‘The Sopranos’ ended an eight-year, six-season run Sunday with a finale that has the fans brewing.
I know, I don’t regularly follow Sopranos on here. I used to watch it religiously, but sometime around the third season when the show went on its first super-long hiatus, I stopped subscribing to HBO, and never could get caught back up. I did, however, go on a six-hour marathon over the weekend (by the way, when you watch several hours of ‘Sopranos’, you inadvertantly become quite the potty-mouth. FYI) and got caught up on what’s been going on with the show since it returned for these last episodes, so that I could be prepared for the end of a show that really changed television drama.

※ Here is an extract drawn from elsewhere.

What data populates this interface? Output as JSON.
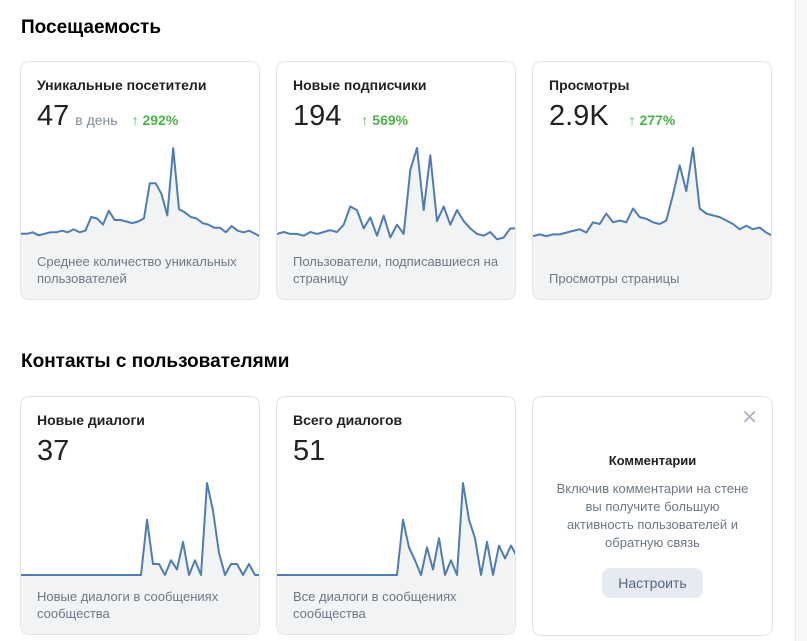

And, you know, I wasn’t terribly upset about the finale like so many others were…and maybe it was because I had the past few episodes fresh on my mind. For those of you who didn’t catch it, Tony and family are gathering to eat in a diner. Now, every viewer is expecting Tony to die at the end, and the show knows this, dwelling on each patron in the diner, making us wonder if that’s the guy that will do the deed. One guy, who is focused on several times, moves to the bathroom, recalling the scene in “The Godfather” when Michael does the same thing to retrieve a gun that is hidden there. Just as Tony is watching Meadow enter the restaraunt, the music, “Don’t Stop Believing”, drops, and the screen jarringly goes black for a good ten seconds before the credits roll.
At face value, there’s no closure. But you may recall a few episodes back, there was a statement made…”they say you never hear the shot that kills you”, or something like that. So, just my opinion, either the bathroom guy, or some other unassuming diner customer, took Tony out.
But don’t look for any official word from creator David Chase. He told the Star-Ledger of Newark:
“I have no interest in explaining, defending, reinterpreting, or adding to what is there…People get the impression that you’re trying to (mess) with them, and it’s not true. You’re trying to entertain them,” he said. “Anybody who wants to watch it, it’s all there.”
See, it’s all there.
Anyway, love it or hate it, Sunday saw the end of a television great. Sopranos…we’ll miss you.